As CBS 2's Charlie De Mar reported Thursday night, the thieves were beyond bold – stealing one car and staying in the neighborhood to snag another. Surveillance video shows a pretty clear link.
De Mar talked to one of the victims of the carjackings in Bucktown.
Police said at 6:57 a.m. Thursday in the 1700 block of North Winchester Avenue, a 34-year-old woman parked her Nissan hatchback and casually got out, when a man in a yellow hoodie popped out of an alley, showed a gun, and took her keys.
The man drove off south toward North Avenue with a new set of wheels.
It was all caught on surveillance video, and to Brandon Rodriguez, 22, some things looked familiar.
"I see the video and I see the black Grand Cherokee and then I see the guy in the yellow hoodie who pulled the gun on me," Rodriguez said.
Hours earlier at 2:36 a.m., Rodriguez was carjacked about a mile away in the 2300 block of West Shakespeare Avenue.
"They were like kind of like looking at me from here. One of them comes up to me, pulls a gun on me, and he's like, 'Hey give me your keys,' And I'm just like, 'All right man,' I'm just like, 'Say less,'" Rodriguez said. "Do what they say. I want to come out of this OK."
Rodriguez's Jeep Grand Cherokee was gone - or so he thought.
The car resurfaced just a few hours later to sneak up on that unsuspecting 34-year-old woman over on Winchester Avenue. There were two suspects involved in that incident, police said.
After the woman was carjacked, it was Rodriguez's Jeep that was seen in the video peeling out.
"That's crazy that they would even stay in the area," Rodriguez said.
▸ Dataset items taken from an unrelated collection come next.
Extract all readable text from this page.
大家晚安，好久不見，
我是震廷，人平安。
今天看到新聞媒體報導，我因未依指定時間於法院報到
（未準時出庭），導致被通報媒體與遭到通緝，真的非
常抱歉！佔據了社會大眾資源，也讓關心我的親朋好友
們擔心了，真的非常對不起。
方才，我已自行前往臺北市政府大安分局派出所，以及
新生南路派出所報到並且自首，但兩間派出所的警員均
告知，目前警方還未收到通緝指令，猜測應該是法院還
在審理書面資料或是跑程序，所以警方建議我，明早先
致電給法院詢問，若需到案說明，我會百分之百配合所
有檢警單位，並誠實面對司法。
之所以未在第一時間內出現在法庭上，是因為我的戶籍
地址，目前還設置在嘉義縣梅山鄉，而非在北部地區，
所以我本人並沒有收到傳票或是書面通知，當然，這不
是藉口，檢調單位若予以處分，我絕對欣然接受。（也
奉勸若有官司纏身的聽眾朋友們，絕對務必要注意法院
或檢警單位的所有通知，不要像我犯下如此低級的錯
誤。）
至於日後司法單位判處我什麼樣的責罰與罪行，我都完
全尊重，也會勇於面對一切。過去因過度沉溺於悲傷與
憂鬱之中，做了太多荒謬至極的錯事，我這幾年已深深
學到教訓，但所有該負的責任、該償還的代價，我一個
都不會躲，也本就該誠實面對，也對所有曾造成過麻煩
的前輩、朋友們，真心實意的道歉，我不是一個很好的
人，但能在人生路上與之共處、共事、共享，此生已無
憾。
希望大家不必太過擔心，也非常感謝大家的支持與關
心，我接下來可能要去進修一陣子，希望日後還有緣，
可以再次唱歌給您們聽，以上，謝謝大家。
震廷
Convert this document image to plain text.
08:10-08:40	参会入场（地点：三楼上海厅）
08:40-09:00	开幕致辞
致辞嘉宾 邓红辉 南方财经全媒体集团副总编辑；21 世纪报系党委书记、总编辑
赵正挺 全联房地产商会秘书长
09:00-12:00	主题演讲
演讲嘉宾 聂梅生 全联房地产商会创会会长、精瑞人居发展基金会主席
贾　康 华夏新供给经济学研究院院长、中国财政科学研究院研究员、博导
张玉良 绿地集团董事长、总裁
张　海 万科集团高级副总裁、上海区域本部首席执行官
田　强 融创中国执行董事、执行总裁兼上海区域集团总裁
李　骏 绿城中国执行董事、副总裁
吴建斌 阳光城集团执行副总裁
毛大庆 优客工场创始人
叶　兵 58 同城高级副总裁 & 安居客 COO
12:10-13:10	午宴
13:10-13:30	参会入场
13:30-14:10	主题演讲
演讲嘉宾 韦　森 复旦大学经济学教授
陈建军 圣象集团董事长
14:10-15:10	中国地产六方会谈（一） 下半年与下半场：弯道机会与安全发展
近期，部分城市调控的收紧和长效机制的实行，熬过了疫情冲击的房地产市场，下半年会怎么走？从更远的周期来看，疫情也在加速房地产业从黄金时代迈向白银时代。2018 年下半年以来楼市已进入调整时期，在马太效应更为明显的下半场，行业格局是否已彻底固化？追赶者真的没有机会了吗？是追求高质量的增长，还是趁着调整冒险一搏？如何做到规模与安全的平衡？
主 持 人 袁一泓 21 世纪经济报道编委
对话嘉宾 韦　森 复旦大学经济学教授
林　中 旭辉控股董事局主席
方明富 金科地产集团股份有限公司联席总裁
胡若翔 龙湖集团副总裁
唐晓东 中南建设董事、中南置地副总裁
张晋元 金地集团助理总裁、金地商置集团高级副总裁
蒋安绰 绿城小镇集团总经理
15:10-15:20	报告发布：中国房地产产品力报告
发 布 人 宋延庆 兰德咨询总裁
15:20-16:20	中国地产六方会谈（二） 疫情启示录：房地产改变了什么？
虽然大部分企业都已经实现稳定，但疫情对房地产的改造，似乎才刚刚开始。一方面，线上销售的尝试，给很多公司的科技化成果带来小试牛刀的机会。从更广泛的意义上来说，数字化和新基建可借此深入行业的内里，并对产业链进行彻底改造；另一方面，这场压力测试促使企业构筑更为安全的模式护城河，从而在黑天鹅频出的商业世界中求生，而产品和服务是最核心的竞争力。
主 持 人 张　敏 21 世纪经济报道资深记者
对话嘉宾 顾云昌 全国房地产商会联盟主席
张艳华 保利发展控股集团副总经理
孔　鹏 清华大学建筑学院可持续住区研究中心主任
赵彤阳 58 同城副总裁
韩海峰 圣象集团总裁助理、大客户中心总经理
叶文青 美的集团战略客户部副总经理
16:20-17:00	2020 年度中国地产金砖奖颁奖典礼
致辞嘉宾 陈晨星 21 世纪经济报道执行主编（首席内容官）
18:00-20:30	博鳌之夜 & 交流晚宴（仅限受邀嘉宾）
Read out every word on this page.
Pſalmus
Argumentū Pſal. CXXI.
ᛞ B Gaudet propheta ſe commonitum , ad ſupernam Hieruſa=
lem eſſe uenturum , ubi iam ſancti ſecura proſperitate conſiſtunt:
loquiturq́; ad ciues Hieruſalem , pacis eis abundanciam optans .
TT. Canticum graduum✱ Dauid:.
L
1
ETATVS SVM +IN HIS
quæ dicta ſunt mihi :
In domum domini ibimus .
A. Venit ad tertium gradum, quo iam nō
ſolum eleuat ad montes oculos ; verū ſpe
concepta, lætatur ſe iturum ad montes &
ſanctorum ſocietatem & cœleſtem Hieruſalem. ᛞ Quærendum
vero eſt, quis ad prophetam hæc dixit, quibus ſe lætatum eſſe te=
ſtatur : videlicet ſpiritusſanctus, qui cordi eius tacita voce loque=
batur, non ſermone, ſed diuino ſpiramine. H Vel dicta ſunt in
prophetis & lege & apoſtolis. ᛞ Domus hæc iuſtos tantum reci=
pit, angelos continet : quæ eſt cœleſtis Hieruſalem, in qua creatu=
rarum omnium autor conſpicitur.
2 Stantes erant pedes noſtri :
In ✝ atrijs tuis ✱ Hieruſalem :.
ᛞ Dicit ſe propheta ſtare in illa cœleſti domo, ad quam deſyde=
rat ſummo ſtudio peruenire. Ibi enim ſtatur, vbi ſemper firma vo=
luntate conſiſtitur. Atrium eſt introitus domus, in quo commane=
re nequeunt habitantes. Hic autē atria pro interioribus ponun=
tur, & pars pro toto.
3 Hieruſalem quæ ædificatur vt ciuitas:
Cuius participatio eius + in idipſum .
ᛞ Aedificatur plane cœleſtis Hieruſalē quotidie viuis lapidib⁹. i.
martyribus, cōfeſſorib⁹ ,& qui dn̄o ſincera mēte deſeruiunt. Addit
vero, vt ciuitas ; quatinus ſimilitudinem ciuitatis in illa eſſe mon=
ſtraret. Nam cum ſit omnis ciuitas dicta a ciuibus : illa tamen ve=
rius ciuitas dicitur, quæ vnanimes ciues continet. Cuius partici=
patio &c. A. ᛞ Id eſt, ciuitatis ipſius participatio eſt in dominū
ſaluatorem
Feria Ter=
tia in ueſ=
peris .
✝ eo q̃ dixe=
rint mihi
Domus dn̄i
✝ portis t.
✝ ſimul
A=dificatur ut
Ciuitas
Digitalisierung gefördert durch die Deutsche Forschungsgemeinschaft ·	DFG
The Chicago Police Department formed a carjacking task force in 2018. It made a difference, said Bucktown Community Organization President Steve Jensen.
"It's been quiet the past couple summers, and it's disheartening to see this flare up again," Jensen said.
Because the task force was successful, the CPD ended it.
"Last year, we had record lows in carjackings that we hadn't seen in years, so those resources were diverted to something else," then-police First Deputy Supt. Anthony Riccio in February.
The task force has since been brought back – reassembled in February as carjackings spiked.
"Hopefully, the police can activate the task force that we remember from two years ago and see if they can make a dent in this," Jensen said.
"It was scary. I mean, you know, you don't really like fear anything like that until it happens to you," Jensen said. "You don't know what to think when there's a gun pointed right at you. You're like, OK, this is life or death."
Nobody was injured in either carjacking.
According to CPD data, Bucktown has seen three carjackings in the first three weeks of August.